RNA-Seq also identified over 4,000 unreported transcripts (FPKM > 1) per sample. As genome tiling arrays revealed over 10,000 novel transcripts in the human liver [12], the transcriptional events in the human distal sural nerve are also dynamic. We also found that around 10 transcripts per sample were fused in both the controls and patients (Table 1). However, we have no clue to the function or biochemical significance of these unreported and fused transcripts in this tissue.

Our transcriptome analysis also revealed over 5,000 functionally significant variants (nonsynonymous splicing site, stop gain/loss, and coding indels) in each sample. Because these variants might primarily derive from changes in the genomic DNA, we analyzed the genomic variants in nine samples from peripheral blood DNA using WES. WES revealed that over 9,000 functionally significant variants are present per sample. Therefore, the variants of transcriptome are fewer than those of genome. Next, we calculated transcriptional base modifications (TBMs) by comparing the two data sets. TBM analysis revealed that there are over 1,500 functionally significant variants. Among them 77% (over 1,200 variants) were unreported to dbSNP135. Although these might include many false positives, arising from methodological or analytical limitations and the discordance of data sources, these data imply that dramatic alterations occur when genetic information is actively transitioned in specific tissues. The significance of TBM is still unclear, until its correlation with disease onset, progression, susceptibility, or penetrance is reported.

Based on this expression profile, we analyzed the changes in the expression patterns of HMSN-causative genes and tried to identify the genes that were differentially expressed in the patients and the controls. Several changes in putative mechanistic/metabolic pathways were identified in the HMSN patient groups (data not shown), but the heterogeneity and size of the samples limited the statistical validity of the results. Nonetheless, future well-designed in vitro experimental approaches might convert parts of these data into valid information, which will allow us to understand the pathophysiology of the disease and may suggest therapeutic strategies.

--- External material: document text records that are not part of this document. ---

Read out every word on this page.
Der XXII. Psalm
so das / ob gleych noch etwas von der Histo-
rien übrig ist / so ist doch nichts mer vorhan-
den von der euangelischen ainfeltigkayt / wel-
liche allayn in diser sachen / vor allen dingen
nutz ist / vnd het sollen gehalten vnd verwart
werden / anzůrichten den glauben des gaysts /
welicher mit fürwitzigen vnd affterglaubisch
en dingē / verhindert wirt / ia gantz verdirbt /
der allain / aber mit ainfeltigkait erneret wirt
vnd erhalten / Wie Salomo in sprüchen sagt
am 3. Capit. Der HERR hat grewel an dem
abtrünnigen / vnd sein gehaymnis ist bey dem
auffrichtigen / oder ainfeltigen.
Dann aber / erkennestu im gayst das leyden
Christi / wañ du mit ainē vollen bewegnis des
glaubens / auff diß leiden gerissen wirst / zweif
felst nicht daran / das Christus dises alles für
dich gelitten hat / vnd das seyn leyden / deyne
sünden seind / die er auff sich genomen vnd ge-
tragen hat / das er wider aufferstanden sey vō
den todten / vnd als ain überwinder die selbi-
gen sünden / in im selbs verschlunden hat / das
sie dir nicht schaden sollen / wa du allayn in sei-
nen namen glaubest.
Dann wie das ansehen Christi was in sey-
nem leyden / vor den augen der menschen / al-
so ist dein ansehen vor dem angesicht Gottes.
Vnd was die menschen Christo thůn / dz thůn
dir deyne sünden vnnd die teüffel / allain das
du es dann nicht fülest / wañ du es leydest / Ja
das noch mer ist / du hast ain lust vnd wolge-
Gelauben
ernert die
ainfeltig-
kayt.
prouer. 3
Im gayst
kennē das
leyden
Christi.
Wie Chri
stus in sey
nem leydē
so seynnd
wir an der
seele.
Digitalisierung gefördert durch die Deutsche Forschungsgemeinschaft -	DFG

In summary, we first generated a transcriptional profile of the human distal sural nerve, providing basic information about the gene expression in this tissue based on pathophysiological studies of HMSN. Our data also suggest that considerable numbers of events occur beyond the information encoded in the DNA, which has been the main source of biomedical information in the pre-omics era. The contribution of multi-omics might accelerate the biomedical approaches in the PNS by presenting systematic information. Subsequent studies that characterize these novel transcripts and TBMs and validate the HMSN-related changes in the expression profile will provide crucial information about the pathological mechanism of HMSN and provide therapeutic options for each genetic causative.